If you don’t already know, the Goodgames are huge Sally Lloyd-Jones fans. Her (NYT best selling) Jesus Storybook Bible is our go-to for “home church” when someone is sick or if we just need a Sunday morning at home, and “Thoughts to Make Your Heart Sing” is an invaluable help to me as a parent journeying through the gospel life with 3 kids.
So it was with great and giddy glee that I got to record Sally reading some Scripture for Sing the Bible with Slugs & Bugs. On Monday I will continue my series to help parents think through Sing the Bible songs with their kids with “Rejoice”, (Philippians 4:4-8) powerfully delivered by Ms. Lloyd-Jones, but today I’m celebrating the release of her new children’s book Poor Doreen: A Fishy Tale.

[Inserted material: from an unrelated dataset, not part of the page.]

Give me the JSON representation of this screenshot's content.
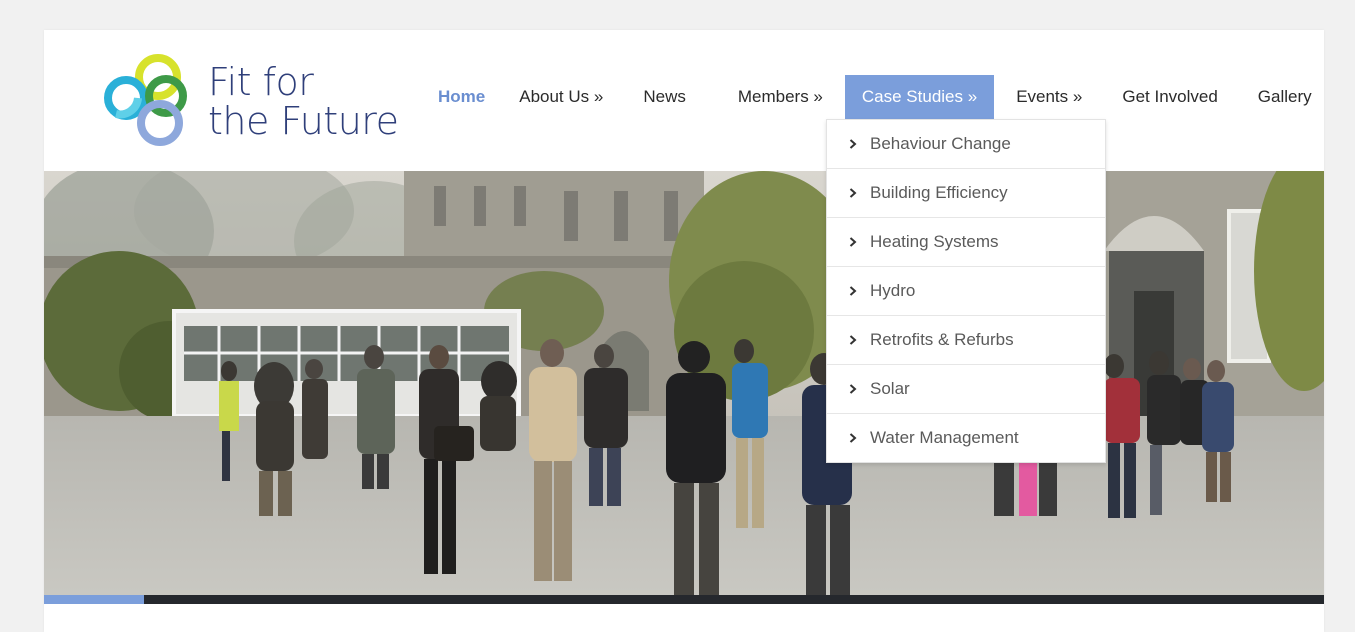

I drove my son Jonah (age 11) with me to Logos – our neighborhood Christian bookstore – but they didn’t have it yet! So we trudged on to Parnassus Books, a wonderful independent bookstore just down the street from Logos, and there was Poor Doreen, squished away and packed tight on an old shelf like an oyster in an ancient bed. Come to think of it, Doreen is sort of round and pearly, but I digress.
Jonah read it on the way home, and when he was finished, he snapped the book shut, held it out with two hands and said, “THAT was funny.” And I rejoiced.
This morning, I read Poor Doreen to my 6 year old son, Ben. And he loved it. Sally has that rare gift which couples vivid descriptions with efficient use of language. The whimsically wonderful watercolor illustrations drew Ben and I through the storyline with shifting perspectives and a flair for the dramatic, which the story provides ample opportunity for.
Which brings me to the story! Like my older son said, Poor Doreen: A Fishy Tale is really funny. It’s got a little Mr. Magoo, and little Lemony Snicket, but it’s really just classic Sally, who knows how to get on the level with kids and be funny with them instead of at them. The fish in question, Doreen Randolph-Potts, embarks on a treacherous journey, completely oblivious to the perils around her. She stumbles from from doom to doom with child-like excitement, at one point reminding me of young Ellie the explorer from PIXAR’s classic film Up. Meanwhile, the voice of the narrator is gravely serious, as she recognizes the dangers but, of course, can not help poor Doreen.